La Grande île avait alors enregistré un léger progrès dans la production des documents, un avancement dans l’aspect « contrôle par l’Institut chargée de l’audit » et un recul dans la participation du public au processus.

Or, « la promulgation des deux Lois de finances LFR 2019 et LFI 2020 par voie d’ordonnance, et le retard répété pour le dépôt et la publication des projets de Lois de Finances nuisent à la qualité d’analyse, constituent une entrave à la participation nécessaire des élus au processus budgétaire, fragilisent l’équilibre de la séparation des pouvoirs et restreignent les opportunités de débats autour des projets de Lois avant son adoption », explique le TI-IM pour expliquer une éventuelle régression à l’issue de la prochaine évaluation de Madagascar.

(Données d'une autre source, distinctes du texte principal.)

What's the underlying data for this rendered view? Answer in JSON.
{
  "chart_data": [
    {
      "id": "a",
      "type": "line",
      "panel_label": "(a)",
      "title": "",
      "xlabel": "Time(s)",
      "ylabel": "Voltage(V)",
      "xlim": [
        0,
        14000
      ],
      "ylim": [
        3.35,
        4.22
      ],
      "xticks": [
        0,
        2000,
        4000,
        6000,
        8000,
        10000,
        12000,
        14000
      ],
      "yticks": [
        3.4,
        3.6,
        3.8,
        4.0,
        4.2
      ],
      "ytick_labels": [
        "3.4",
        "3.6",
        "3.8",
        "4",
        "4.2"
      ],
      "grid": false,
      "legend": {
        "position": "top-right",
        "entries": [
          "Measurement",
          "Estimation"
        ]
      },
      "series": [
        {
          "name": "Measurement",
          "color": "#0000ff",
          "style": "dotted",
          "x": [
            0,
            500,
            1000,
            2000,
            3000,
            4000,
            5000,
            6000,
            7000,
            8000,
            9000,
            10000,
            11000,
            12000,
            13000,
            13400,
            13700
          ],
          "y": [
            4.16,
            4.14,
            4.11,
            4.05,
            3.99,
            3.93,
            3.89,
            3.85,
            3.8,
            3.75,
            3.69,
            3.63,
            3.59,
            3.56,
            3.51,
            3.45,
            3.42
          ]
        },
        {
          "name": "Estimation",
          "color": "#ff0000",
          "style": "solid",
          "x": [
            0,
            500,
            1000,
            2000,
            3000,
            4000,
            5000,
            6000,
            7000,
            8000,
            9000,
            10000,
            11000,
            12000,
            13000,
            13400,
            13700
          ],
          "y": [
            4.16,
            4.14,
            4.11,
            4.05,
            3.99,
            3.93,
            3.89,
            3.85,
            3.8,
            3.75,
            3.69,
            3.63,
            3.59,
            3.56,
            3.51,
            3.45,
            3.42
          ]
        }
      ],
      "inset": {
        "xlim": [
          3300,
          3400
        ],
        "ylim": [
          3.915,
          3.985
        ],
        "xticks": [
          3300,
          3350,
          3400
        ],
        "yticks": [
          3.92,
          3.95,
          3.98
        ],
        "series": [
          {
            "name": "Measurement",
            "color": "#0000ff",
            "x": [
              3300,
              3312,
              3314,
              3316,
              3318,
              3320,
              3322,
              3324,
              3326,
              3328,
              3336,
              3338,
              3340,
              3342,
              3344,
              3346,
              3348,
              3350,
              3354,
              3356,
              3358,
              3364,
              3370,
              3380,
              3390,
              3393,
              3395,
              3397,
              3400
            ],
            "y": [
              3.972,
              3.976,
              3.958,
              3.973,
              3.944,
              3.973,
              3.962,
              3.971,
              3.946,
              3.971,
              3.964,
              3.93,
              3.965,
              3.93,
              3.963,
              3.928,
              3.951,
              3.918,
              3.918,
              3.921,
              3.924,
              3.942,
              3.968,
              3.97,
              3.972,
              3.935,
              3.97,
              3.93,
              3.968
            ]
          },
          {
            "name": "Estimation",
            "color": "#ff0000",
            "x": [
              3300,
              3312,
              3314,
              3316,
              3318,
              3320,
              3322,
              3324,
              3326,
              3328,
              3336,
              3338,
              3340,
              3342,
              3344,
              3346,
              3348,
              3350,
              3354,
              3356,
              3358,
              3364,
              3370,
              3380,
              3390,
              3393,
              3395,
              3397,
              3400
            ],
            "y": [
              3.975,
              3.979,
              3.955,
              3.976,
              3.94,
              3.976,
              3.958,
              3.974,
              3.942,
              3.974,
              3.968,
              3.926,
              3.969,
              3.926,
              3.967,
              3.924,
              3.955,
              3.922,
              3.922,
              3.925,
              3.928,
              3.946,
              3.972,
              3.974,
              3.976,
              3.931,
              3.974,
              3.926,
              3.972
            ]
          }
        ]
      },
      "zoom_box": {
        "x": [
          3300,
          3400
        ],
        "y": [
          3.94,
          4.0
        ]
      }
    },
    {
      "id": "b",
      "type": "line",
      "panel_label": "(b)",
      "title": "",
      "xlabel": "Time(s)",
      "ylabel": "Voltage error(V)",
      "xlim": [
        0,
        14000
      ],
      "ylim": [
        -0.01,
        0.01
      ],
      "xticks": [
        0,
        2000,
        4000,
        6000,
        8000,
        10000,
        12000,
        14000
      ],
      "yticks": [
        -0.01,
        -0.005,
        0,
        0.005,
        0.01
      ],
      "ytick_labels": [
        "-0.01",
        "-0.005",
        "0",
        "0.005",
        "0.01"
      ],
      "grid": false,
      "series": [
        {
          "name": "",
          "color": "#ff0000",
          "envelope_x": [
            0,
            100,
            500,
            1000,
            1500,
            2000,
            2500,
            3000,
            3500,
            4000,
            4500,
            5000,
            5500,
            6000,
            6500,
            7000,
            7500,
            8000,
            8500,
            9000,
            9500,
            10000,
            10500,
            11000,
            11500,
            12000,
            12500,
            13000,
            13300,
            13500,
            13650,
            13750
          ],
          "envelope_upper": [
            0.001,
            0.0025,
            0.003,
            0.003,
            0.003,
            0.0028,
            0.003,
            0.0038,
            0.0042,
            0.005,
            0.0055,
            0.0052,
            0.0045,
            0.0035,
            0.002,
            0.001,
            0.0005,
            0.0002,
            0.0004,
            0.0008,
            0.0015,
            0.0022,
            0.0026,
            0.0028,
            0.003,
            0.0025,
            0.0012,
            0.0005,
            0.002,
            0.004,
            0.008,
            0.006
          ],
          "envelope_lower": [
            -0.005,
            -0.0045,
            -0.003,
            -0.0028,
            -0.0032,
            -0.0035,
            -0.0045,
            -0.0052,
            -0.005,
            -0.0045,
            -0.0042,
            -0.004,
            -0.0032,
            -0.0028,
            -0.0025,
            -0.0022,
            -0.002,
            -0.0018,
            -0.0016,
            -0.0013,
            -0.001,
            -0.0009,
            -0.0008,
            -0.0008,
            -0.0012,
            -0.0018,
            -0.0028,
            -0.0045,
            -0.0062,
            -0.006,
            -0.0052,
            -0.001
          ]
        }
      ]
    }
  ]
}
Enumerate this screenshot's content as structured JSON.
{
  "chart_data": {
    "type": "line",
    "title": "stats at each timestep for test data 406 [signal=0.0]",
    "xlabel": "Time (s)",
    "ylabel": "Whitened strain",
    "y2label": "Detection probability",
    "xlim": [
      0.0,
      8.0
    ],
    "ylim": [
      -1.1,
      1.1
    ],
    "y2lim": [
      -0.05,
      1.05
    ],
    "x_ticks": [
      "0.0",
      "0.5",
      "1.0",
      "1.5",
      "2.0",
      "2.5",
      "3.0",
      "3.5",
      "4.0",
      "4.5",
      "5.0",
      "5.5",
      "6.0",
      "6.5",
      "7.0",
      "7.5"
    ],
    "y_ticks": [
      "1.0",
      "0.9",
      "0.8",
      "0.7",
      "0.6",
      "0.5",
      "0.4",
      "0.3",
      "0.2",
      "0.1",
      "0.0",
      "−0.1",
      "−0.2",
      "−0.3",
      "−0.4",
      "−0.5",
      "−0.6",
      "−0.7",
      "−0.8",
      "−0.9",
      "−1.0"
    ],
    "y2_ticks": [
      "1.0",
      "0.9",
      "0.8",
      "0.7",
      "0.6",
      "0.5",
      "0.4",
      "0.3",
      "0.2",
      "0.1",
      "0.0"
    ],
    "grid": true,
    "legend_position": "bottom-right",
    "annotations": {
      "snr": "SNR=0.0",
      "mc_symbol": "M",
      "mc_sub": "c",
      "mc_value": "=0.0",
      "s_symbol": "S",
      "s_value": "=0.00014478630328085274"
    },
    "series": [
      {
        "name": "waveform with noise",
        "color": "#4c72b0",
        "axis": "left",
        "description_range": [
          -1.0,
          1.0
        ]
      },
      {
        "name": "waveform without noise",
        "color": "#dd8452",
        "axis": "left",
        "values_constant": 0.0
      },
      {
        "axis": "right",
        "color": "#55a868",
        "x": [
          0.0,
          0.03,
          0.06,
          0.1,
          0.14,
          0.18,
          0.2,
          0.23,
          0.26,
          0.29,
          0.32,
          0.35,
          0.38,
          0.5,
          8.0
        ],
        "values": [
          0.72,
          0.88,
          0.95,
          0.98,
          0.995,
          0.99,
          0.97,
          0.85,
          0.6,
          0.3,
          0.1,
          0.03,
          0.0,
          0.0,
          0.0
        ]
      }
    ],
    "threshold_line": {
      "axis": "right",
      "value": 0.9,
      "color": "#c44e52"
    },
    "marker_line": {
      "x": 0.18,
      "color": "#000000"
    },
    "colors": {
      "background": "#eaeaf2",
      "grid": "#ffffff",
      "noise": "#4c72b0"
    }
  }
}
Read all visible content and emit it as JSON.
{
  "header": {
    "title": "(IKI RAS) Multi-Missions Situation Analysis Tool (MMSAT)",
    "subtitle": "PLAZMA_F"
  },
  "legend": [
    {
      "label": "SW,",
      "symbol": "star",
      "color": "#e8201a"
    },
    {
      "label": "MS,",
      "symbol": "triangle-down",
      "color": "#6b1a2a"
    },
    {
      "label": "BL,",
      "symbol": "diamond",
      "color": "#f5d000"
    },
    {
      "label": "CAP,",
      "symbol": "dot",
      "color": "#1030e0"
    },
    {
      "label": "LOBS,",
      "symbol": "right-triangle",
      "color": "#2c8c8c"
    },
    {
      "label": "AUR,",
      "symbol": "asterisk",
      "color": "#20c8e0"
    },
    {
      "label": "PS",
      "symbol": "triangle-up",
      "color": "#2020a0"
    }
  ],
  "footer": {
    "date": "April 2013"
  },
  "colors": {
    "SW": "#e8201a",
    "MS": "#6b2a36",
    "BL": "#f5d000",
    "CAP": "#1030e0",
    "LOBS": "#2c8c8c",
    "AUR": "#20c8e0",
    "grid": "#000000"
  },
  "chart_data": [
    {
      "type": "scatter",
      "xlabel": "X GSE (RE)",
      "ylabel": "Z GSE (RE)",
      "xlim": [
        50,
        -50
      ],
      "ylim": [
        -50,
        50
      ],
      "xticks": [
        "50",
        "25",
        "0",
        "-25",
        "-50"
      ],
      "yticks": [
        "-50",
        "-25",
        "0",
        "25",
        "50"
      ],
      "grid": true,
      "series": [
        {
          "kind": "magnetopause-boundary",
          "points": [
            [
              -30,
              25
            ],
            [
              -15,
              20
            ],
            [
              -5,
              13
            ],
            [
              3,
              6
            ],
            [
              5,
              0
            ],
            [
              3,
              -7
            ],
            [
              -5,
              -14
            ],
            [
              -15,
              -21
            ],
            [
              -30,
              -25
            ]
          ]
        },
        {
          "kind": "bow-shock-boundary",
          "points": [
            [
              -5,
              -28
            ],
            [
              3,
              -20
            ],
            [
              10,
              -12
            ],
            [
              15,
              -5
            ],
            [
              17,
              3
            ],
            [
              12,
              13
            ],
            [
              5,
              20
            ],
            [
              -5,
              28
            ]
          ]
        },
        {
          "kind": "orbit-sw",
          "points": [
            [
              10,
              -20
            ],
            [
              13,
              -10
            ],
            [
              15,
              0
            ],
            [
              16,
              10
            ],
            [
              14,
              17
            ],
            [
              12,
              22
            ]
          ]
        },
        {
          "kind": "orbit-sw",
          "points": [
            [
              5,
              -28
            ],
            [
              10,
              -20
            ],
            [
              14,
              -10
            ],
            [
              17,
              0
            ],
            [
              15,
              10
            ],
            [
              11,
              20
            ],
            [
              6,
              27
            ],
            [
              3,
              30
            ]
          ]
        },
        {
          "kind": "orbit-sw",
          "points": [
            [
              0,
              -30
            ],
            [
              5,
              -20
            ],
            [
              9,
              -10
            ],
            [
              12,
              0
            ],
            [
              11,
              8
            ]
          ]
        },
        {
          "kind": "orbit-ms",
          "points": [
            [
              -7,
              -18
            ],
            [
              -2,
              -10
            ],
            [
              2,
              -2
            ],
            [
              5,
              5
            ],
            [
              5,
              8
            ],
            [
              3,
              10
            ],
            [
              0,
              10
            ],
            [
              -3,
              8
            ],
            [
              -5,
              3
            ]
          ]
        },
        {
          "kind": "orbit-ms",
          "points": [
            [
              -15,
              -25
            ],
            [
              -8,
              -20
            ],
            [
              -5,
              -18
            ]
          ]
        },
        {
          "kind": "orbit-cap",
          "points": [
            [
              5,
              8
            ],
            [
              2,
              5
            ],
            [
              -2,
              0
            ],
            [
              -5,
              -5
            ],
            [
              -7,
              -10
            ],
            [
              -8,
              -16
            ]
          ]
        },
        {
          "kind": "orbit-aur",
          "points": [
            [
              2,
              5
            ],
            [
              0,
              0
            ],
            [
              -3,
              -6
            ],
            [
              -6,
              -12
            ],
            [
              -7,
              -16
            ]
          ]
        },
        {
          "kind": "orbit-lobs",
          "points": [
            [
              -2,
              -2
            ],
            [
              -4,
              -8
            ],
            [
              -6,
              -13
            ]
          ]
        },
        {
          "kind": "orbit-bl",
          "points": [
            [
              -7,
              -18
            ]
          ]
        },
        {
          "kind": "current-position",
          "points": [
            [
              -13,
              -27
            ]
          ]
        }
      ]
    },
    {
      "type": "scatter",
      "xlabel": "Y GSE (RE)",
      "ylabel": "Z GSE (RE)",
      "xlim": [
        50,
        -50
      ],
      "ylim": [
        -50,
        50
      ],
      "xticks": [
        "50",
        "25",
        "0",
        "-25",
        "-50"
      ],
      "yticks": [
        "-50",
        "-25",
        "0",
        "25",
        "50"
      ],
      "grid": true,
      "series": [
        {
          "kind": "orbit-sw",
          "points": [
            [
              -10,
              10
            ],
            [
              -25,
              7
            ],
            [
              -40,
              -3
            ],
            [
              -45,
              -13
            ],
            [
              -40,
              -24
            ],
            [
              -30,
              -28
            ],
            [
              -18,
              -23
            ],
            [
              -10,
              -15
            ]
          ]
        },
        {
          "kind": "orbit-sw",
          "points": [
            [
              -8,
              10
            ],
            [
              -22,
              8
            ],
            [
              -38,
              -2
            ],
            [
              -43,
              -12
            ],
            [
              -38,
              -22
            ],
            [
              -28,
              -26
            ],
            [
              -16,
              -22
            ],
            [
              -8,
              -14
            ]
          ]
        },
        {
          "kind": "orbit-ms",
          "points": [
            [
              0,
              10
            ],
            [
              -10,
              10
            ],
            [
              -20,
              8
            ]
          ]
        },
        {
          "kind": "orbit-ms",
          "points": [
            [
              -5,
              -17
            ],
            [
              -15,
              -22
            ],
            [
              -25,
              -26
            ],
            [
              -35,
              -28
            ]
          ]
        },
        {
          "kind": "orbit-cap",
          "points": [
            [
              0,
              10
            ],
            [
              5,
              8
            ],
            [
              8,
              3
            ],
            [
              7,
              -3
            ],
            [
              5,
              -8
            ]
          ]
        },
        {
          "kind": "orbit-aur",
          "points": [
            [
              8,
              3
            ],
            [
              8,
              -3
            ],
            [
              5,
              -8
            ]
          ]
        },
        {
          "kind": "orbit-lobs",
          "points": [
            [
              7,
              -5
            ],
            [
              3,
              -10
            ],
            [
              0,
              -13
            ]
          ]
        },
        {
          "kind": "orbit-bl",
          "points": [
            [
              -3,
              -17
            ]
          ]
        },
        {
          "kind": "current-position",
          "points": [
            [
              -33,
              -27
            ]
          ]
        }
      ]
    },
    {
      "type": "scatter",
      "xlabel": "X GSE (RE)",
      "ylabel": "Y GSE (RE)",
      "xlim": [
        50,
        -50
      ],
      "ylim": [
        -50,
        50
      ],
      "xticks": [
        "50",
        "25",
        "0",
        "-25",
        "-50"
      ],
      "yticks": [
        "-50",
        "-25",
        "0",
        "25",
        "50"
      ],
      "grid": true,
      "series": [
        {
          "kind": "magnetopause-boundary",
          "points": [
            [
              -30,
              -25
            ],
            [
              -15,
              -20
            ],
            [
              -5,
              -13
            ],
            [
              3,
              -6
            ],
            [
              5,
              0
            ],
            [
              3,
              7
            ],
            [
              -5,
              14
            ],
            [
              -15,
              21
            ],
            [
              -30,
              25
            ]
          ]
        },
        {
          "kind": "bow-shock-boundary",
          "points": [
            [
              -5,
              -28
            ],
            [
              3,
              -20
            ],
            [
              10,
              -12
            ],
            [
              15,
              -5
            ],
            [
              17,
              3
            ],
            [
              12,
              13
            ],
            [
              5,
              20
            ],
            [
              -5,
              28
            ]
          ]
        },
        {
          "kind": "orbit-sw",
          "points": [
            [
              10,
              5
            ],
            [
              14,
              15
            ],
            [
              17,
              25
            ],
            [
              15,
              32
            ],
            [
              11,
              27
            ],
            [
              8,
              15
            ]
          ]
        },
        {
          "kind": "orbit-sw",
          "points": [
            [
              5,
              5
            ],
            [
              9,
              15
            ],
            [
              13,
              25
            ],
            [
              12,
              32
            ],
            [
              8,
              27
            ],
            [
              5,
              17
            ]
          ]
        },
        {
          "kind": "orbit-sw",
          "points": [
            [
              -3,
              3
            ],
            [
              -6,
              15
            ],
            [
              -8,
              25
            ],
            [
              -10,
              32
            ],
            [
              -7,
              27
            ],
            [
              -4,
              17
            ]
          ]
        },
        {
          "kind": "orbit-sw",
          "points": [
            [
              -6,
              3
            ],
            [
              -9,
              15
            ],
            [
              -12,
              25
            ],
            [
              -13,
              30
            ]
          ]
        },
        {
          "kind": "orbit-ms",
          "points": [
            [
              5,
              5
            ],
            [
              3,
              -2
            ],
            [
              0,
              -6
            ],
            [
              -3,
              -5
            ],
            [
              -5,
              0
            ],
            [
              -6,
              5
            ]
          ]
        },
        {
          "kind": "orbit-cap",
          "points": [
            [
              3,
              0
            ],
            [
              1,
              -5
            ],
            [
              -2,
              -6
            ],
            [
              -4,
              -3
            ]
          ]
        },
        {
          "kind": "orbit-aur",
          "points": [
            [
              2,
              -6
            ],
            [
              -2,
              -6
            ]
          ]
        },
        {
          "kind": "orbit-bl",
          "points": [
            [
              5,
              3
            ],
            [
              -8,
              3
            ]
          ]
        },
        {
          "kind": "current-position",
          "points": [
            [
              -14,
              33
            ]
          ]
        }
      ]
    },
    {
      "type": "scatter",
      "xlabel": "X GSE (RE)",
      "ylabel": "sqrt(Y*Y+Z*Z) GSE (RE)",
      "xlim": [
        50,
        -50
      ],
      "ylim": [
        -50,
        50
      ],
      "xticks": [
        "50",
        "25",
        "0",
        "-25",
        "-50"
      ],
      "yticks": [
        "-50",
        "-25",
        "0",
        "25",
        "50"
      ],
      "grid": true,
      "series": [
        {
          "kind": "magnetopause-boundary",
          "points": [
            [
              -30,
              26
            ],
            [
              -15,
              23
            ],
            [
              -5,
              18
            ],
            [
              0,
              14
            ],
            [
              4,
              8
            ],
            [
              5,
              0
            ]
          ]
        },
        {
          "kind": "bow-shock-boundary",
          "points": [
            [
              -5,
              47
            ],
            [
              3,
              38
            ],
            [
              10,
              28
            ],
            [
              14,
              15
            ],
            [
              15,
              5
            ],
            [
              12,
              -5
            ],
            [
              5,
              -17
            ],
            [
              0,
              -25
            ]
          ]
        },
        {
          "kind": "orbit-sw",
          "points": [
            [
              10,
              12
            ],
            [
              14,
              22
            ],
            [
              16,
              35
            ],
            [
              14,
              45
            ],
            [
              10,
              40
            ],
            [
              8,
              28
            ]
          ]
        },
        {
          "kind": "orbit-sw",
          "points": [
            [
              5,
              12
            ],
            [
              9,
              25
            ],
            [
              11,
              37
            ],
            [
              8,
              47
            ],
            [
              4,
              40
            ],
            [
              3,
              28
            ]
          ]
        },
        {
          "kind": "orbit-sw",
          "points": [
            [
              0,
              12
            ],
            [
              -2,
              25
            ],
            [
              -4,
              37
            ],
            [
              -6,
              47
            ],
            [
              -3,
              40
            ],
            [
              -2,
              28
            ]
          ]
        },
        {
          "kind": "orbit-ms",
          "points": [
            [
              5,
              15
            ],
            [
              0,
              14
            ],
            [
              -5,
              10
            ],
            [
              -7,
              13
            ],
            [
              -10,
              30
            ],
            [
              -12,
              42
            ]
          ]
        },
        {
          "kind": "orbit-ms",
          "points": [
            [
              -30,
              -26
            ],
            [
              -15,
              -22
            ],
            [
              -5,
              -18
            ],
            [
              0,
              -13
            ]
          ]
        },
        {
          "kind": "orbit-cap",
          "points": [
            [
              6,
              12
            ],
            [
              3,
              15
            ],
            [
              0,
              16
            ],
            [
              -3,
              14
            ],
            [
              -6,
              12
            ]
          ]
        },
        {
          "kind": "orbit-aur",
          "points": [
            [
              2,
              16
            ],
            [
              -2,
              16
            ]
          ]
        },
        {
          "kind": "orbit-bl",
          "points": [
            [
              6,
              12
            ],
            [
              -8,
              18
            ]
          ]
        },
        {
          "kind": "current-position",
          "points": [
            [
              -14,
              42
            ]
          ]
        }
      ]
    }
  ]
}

Aussi, puisque la transparence est depuis quelques temps « en vogue », les autorités sont appelées à s’y mettre réellement. Ce, en commençant cette fois-ci par la publication de la lettre de cadrage budgétaire (au moins un mois avant la publication du projet de Loi de Finances Initiale 2021), la publication du budget des citoyens (version simplifiée de la Loi de Finances) en même temps que la Loi de Finances initiale ou rectificative, ou encore la production du rapport d’audit 2018 cette année 2020 (qui aurait dû être effectué au mois de juin).